Обида и возмутившаяся гордость заставили Юлия сдержаться. С мстительным даже чувством он принял решение не трогать Обрюту, пока самый ход событий не пробудит отступника. Мальчик остался один, прислушиваясь и приглядываясь за двоих.
Луна над коньками крыш показывала второй час ночи. Беззвучно махая крыльями, скользнула тупоголовая птица. То исчезала она в темноте – мазнувший по звездам комок тени, то снова обнаруживала себя против блеклого месяца, и вот – пропала последний раз и не объявилась.
На другом конце крепости далекими голосами перекликались часовые и смолкали. Тишина полнилась призрачными шелестами, вздохами… обрывками чьих-то мыслей. Не самые даже звуки – тени где-то пребывающих звуков. Тени бесплотных существ обозначали себя в переулке… тени легких босых шагов ускользали от постижения. И слух, и зрение плохо повиновались Юлию, он должен был закрывать глаза, чтобы разобраться в чувствах…
– Вставайте, княжич! Полно вам спать! – От первого же толчка Юлий вскочил, но поздно – ночи уже не застал, она миновала безвозвратно! Алеющий на востоке день, раздавшийся купол неба высветил каменные теснины обморочной, обманчивой мглой. Синие и красные цвета Обрютовой куртки представлялись оттенками серого, а дверь в Блудницу… Грязное темное дерево и ржавое железо.
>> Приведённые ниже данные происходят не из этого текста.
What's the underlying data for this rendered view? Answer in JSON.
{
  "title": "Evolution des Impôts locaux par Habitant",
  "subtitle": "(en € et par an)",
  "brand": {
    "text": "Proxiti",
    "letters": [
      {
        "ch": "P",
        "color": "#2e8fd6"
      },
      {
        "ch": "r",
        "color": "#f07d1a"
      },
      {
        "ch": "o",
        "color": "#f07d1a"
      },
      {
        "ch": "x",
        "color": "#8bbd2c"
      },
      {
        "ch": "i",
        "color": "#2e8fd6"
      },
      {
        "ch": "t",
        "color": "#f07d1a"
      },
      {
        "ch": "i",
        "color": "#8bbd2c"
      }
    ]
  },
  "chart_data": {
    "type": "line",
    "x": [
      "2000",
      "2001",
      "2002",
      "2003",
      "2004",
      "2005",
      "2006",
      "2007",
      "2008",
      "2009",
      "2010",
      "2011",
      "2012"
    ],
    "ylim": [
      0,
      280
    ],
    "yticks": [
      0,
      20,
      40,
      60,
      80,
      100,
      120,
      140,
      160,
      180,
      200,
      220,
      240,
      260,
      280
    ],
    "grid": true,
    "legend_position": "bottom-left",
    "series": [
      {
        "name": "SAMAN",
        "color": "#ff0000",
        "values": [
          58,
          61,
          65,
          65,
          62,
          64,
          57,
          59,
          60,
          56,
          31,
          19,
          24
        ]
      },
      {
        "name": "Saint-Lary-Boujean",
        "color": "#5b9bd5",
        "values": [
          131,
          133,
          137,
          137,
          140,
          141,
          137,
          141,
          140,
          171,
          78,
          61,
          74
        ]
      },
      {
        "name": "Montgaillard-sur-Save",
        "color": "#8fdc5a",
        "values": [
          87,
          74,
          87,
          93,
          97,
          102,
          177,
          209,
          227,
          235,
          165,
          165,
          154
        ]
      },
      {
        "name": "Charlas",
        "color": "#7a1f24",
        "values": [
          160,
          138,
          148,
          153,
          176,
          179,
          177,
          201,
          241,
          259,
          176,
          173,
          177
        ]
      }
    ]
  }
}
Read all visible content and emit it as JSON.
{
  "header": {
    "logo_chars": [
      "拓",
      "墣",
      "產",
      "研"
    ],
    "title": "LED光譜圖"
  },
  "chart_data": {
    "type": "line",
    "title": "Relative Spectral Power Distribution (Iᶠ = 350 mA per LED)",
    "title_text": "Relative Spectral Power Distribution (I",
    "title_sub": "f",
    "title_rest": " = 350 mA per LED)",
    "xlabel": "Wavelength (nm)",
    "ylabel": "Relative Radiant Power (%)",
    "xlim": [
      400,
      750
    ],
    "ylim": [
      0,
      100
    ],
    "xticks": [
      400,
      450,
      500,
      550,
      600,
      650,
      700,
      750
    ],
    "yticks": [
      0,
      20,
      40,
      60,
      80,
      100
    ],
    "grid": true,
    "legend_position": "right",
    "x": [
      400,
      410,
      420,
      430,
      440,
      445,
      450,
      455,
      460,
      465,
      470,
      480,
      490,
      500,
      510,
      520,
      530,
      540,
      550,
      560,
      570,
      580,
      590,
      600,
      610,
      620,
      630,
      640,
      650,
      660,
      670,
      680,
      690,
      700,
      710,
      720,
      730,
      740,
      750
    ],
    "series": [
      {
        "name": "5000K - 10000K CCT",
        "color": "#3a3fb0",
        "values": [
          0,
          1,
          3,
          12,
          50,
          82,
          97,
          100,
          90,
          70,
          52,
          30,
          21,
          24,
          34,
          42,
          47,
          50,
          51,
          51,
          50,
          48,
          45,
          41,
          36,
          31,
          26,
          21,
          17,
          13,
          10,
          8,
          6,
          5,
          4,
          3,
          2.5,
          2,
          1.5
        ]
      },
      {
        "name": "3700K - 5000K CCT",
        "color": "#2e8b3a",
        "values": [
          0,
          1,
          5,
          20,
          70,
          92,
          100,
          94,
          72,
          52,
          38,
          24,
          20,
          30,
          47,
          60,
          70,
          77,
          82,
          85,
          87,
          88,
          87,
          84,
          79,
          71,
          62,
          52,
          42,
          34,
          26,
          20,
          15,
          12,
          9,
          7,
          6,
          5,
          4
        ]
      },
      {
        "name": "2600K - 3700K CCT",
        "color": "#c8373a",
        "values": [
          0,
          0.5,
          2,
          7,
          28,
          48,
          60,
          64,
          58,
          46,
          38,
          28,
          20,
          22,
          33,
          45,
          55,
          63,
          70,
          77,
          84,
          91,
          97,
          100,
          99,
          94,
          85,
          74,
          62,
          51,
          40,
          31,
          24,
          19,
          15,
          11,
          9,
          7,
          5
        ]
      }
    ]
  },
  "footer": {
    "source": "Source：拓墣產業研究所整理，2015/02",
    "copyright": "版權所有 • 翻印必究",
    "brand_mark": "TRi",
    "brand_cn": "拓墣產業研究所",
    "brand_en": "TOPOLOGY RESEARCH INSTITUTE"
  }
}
– Не лучше ли дома спать? – бурчал Обрюта. – Вот, княжич, вы весь дрожите. Что хорошего-то, на камнях? Роса.
Отвратительная заботливость Обрюты, вовсе не помышлявшего о собственной вине, заставила Юлия замкнуться, он не стал упрекать Обрюту и сам не оправдывался.
Однако это было не просто: Юлий крепился, чтобы и словом не обмолвиться о ночном предприятии, помалкивал и Обрюта. То было неравное состязание: Юлий мучался, Обрюта по обыкновению не видел для себя неудобств в сколь угодно продолжительном молчании – хоть ты и вовсе рта не раскрывай. Не большой он был охотник до разговоров.
Раздумывая, как распорядиться неожиданно обретенной, такой хлопотливой тайной, Юлий склонялся теперь к тому, чтобы исключить из дела Обрюту – по совокупности причин, в которых не стоило и разбираться; мысли Юлия обратились к Громолу. Душевная щедрость и великодушие побуждали Юлия поделиться тайной со старшим братом, но присутствовал тут, к прискорбию! и корыстный расчет. Имелось у Юлия предположение, что жутковатая возня в Блуднице это уже нечто такое, чем не стыдно похвастать.
* * *
Покои наследника престола, двух и трехэтажная пристройка, примыкали к великокняжеским палатам, но главным своим входом смотрели не на дворцовую площадь, а на маленький солнечный дворик, где умещались несколько розовых кустов и огромный ясень, поднимавшийся раскидистой вершиной не многим ниже дворцовых башен и шпилей; оголенные корни дерева дыбили древнюю мостовую.
Покои эти по заведенному в незапамятные времена порядку принадлежали наследникам рода Шереметов, а ясень напротив покоев – вон еще когда! – посадил Лжеакинф, утопленный впоследствии в возрасте шести лет в ведре с патокой. Разоблаченный похититель престола, пытавшийся подменить собой подлинного Акинфа, захлебнулся избытком сладости, к которой имел губительное пристрастие; зеленое деревце осталось. Хотя нельзя исключить, что посаженный Лжеакинфом ясень оказался бы на поверку Лжеясенем, вздумай только кто-нибудь провести настоящее, нелицеприятное расследование. За давностью лет однако вопрос этот был забыт, никто не решался ставить его в такой плоскости. Неудобно было бы признать, что разоблаченный ясень какое уже поколение – века! – осеняет колыбель Шереметов своими подложными листьями и притворной кроной.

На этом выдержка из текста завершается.